2018 ASCO Annual Meeting!
Session: Patient and Survivor Care
Type: Poster Session
Time: Monday June 4, 1:15 PM to 4:45 PM
Location: Hall A
Pharmacokinetic (PK) modeling of serum platinum to reveal extent of long-term exposure and associated comorbidities after cisplatin treatment.
Late and Long-Term Effects
Patient and Survivor Care
2018 ASCO Annual Meeting
Poster Board Number:
Poster Session (Board #46)
J Clin Oncol 36, 2018 (suppl; abstr 10058)

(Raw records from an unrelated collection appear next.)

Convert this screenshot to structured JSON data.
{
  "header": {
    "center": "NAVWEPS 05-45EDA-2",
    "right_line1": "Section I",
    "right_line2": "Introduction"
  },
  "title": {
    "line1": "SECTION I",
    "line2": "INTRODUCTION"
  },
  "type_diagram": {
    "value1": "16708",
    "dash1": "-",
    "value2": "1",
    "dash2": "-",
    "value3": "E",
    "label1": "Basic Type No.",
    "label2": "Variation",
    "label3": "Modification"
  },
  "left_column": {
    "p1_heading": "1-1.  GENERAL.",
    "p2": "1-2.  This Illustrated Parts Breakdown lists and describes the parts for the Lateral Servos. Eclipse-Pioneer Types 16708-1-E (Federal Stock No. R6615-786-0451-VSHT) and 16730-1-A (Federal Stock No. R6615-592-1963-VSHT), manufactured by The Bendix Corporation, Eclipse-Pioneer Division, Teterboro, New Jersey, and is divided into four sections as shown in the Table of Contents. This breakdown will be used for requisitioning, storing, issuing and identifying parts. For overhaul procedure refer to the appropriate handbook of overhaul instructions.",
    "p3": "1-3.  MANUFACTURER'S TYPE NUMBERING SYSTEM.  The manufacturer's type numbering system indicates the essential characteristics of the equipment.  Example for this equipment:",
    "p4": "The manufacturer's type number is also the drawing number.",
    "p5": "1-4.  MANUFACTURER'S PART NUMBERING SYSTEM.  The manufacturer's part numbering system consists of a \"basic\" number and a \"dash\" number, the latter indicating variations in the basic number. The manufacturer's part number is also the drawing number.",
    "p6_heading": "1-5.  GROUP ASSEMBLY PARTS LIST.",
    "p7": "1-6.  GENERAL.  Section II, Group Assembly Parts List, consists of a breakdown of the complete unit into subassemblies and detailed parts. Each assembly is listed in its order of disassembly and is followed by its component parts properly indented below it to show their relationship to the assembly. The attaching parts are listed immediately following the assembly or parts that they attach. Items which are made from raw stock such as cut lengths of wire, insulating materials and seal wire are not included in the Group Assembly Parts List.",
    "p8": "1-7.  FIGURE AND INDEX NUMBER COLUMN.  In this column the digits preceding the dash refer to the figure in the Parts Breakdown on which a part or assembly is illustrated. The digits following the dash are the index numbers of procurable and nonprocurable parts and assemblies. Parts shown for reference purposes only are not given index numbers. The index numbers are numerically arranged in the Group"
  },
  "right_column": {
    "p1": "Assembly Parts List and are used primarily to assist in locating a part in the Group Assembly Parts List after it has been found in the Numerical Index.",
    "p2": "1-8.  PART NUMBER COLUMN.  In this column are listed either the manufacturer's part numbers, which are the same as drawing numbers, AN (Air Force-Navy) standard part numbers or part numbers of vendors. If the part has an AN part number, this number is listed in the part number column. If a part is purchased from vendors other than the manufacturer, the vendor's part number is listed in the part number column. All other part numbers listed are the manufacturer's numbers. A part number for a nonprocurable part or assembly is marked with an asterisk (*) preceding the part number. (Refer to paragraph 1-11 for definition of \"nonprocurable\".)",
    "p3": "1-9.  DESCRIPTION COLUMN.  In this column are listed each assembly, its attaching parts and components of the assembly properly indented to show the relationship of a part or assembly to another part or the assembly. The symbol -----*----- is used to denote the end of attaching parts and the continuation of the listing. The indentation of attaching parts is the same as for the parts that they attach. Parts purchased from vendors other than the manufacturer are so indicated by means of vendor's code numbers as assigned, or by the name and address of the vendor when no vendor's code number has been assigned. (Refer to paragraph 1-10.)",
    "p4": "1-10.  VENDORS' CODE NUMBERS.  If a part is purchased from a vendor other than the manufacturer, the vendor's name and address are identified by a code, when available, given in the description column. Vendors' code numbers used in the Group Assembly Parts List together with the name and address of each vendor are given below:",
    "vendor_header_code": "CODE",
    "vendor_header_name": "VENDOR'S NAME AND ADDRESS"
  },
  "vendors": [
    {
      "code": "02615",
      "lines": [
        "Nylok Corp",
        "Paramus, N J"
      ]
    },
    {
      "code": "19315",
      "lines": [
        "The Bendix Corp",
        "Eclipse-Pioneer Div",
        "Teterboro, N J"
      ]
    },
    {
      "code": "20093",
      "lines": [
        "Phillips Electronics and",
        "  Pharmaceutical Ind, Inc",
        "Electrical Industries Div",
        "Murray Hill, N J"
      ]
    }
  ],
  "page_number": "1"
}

Author(s): Omar El Charif, Zepeng Mu, Eric R Gamazon, Paul C Dinh, Shirin Ardeshirrouhanifard, Patrick O. Monahan, Darren R. Feldman, Lawrence H. Einhorn, Robert James Hamilton, David J. Vaughn, Neil E. Martin, Chunkit Fung, Sophie D. Fossa, Lois B. Travis, M. Eileen Dolan; The University of Chicago, Chicago, IL; Vanderbilt University, Nashville, TN; Indiana University School of Medicine, Indianapolis, IN; Memorial Sloan Kettering Cancer Center, New York, NY; Indiana University Melvin and Bren Simon Cancer Center, Indianapolis, IN; Princess Margaret Cancer Centre, University Health Network, Toronto, ON, Canada; University of Pennsylvania, Philadelphia, PA; Dana-Farber Cancer Institute/ Brigham and Women's Hospital, Boston, MA; University of Rochester Medical Center, Rochester, NY; Oslo University Hospital, University of Oslo, Oslo, Norway; University of Chicago, Chicago, IL
Background: Platinum (Pt) is detectable for years after cisplatin treatment completion, but few studies have examined the extent of long-term exposure to Pt and associated co-morbidities. Methods: Eligible testicular cancer survivors (TCS, n = 633) given 300 or 400 ± 15 mg/m2 cisplatin underwent lab tests and extensive audiometry, and completed questionnaires at follow-up (median 5 y, range 1-35). Since subject-level PK parameters cannot be estimated in cross-sectional designs, we regressed log(Pt) on dose and follow-up time in the entire cohort. Each subject’s PK trait was defined as the deviation from the average concentration-time curve (the residual). High values indicate Pt levels exceeding the expected value, i.e. slower elimination. The Pt reference interval (RI) used (central 95% of 147 non-Pt exposed patients) was 8-47 ng/L (JALM 2016; 1:2, 143). Linear regression at α = 0.05 was used for associations with co-morbidities. Hearing loss was quantified as the geometric mean of thresholds: 4-12 kHz (JCO 2016; 34, 2712). Sensory neuropathy was self-reported using EORTC-CIPN20. Cardiovascular (CV) burden was defined as angina, angioplasty, stroke, DVT, PE, CAD, and/or MI > 1 month after therapy. Serum Pt, LDL, HDL, and creatinine (used to estimate creatinine clearance [CrCl] with the Cockroft-Gault formula) were measured. Results: Only 35 TCS (5.6%) were within the RI (median follow-up for this group: 20 y, range: 10-35). The estimated time to reach RI upper limit was 18 and 21 y after 300 and 400 mg/m2 cisplatin respectively (time to RI median: 46 and 57 y). The Pt PK phenotype was strongly negatively associated with CrCl (p < 10-9), and positively associated with age (p < 10-8), neuropathy (p = 0.002; age-adjusted p = 0.04), and HDL (age-adjusted p < 0.001). When adjusted for age, no associations were apparent with LDL, CV burden, or hearing loss. Conclusions: Circulating Pt persists for decades and may contribute to adverse outcomes. We previously showed that hearing loss, but not neuropathy, is associated with cumulative cisplatin dose. In conjunction with our findings here, this suggests differential kinetics of ototoxicity and neurotoxicity.